The Presbyterian Church (USA) and Homosexuality

Present Policy

As SophiesCat notes in its excellent writeup, the present debate in this Presbyterian denomination is not over general church membership, it is about whether homosexuals may be ordained to the clergy or to lay ministry. However, the statement that the church " still in the process of removing language...which prevents gays and lesbians from being ordained..." is misleading; the trend, overall, where it matters, seems to be against doing so. More on this later.

Aside from biblical references (whose validity is being questioned by some contemporary Christians), there are two documents which relate to the ordination of homosexuals in the PCUSA. The first is in the Book of Order (the church's constitution), from a section detailing the "Offices of Ministry". (Emphasis added.)

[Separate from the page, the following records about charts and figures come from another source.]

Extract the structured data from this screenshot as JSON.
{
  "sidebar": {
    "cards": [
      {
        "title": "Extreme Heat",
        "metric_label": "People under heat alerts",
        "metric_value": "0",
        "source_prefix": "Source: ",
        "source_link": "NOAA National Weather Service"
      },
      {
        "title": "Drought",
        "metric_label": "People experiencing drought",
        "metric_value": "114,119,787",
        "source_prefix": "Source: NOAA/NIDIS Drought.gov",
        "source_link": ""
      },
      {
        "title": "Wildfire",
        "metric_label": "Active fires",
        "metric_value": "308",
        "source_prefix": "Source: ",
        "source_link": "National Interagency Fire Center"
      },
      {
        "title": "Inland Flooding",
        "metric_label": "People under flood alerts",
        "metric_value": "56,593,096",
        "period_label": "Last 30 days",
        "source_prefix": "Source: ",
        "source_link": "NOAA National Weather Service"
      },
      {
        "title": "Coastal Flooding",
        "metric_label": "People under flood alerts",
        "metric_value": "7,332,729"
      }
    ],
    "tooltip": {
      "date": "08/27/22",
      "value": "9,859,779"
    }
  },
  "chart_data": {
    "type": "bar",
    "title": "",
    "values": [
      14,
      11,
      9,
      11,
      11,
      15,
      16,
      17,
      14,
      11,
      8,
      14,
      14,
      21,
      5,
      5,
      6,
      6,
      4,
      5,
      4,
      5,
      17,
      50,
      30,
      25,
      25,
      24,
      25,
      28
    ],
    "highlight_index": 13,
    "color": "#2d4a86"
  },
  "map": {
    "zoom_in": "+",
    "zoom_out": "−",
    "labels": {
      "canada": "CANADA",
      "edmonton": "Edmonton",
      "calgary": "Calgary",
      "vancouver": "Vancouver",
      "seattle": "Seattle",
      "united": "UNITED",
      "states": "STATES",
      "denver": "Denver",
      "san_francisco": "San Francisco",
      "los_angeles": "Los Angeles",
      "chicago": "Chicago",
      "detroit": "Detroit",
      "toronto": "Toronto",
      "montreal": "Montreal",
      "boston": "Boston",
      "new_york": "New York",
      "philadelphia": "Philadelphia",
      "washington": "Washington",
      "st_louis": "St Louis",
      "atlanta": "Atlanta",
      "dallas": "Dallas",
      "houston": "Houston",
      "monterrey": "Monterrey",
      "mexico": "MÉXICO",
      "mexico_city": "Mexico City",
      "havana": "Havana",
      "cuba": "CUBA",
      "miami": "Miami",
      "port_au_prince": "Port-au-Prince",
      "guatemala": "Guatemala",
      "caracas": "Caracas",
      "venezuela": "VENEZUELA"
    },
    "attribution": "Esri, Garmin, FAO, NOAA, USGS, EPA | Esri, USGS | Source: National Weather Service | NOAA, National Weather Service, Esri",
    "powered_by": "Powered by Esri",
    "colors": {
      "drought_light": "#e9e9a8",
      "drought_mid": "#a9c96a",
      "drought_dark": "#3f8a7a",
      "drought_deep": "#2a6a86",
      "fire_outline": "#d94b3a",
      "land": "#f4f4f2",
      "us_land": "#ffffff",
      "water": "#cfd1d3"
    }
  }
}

G-6.0106 Gifts and Requirements
a. To those called to exercise special functions in the church--deacons, elders, and ministers of the Word and Sacrament--God gives suitable gifts for their various duties. In addition to possessing the necessary gifts and abilities, natural and acquired, those who undertake particular ministries should be persons of strong faith, dedicated discipleship, and love of Jesus Christ as Savior and Lord. Their manner of life should be a demonstration of the Christian gospel in the church and in the world. They must have the approval of God's people and the concurring judgment of a governing body of the church.
b. Those who are called to office in the church are to lead a life in obedience to Scripture and in conformity to the historic confessional standards of the church. Among these standards is the requirement to live either in fidelity within the covenant of marriage between a man and a woman (W-4.9001), or chastity in singleness. Persons refusing to repent of any self-acknowledged practice which the confessions call sin shall not be ordained and/or installed as deacons, elders, or ministers of the Word and Sacrament.
Part B is known colloquially as the "fidelity & chastity amendment," and was adopted by the General Assembly in 1996. For the sake of quibbling, we should note that this requirement does not actually forbid the ordination of homosexuals (that is, those who are attracted to people of their own gender); it forbids the ordination of (among others) those who by habit engage in homosexual intercourse.

Prior to 1996, ordination of homosexuals was still effectively prohibited by an "authoritative opinion issued in 1978 stating essentially the same policy: "persons who are unrepentant of homosexual practice are not eligible for ordination."


The most visible pro-gay-ordination faction is the "More Light Presbyterians" ( From a statement on their web site: "More Light Presbyterians envisions that Christian sexual ethics marked by covenantal fidelity shall be the standard for all Presbyterians, irrespective of sexual orientation."

The most visible anti-gay-ordination factions are "The Presbyterian Coalition" (, a coalition formed in 1993, and "The Presbyterian Layman" (, a magazine promoting conservative issues in the church. They claim that both tradition and reasonable Biblical interpretation prohibit such a policy.

As one would expect, presbyteries in highly urban areas tend to support homosexual ordination, while more rural presbyteries tend to oppose it. It's exactly the same effect as in American politics: the big cities voted for Al Gore. I intend no insinuation about Mr. Gore's sexuality.


The "fidelity & chastity" amendment has had a rocky life since its adoption in 1996. After being adopted by the General Assembly, it was ratified 97-74 by the presbyteries. In 1998, the year after it had been finally approved, the General Assembly voted to remove it, but the presbyteries voted 114-57 to keep it in.

The 2001 General Assembly again voted to remove it (317-208), and to remove the 1978 authoritative interpretation, thus reopening the possibility of gay ordination. Additionally, it voted to add a sentence to section G-6.0106a of the Book of Order as follows: "suitability to hold office is determined by the governing body where the examination for ordination or installation takes place, guided by scriptural and constitutional standards, under the authority and Lordship of Jesus Christ"--effectively ceding denominational authority to the mores of each presbytery.

Preliminary surveys and scuttlebutt suggest that these measures will again be defeated by the presbyteries, which are overall consistently more conservative than General Assembly.

Where To?

Although debates remain relatively civil, it's difficult to forsee any easy resolution of this issue, in which, arguably, the underlying issue is the limits of biblical criticism and interpretation. It seems likely to me that at this point, if either faction wins a truly decisive victory, the other will leave the denomination...perhaps to the relief of both.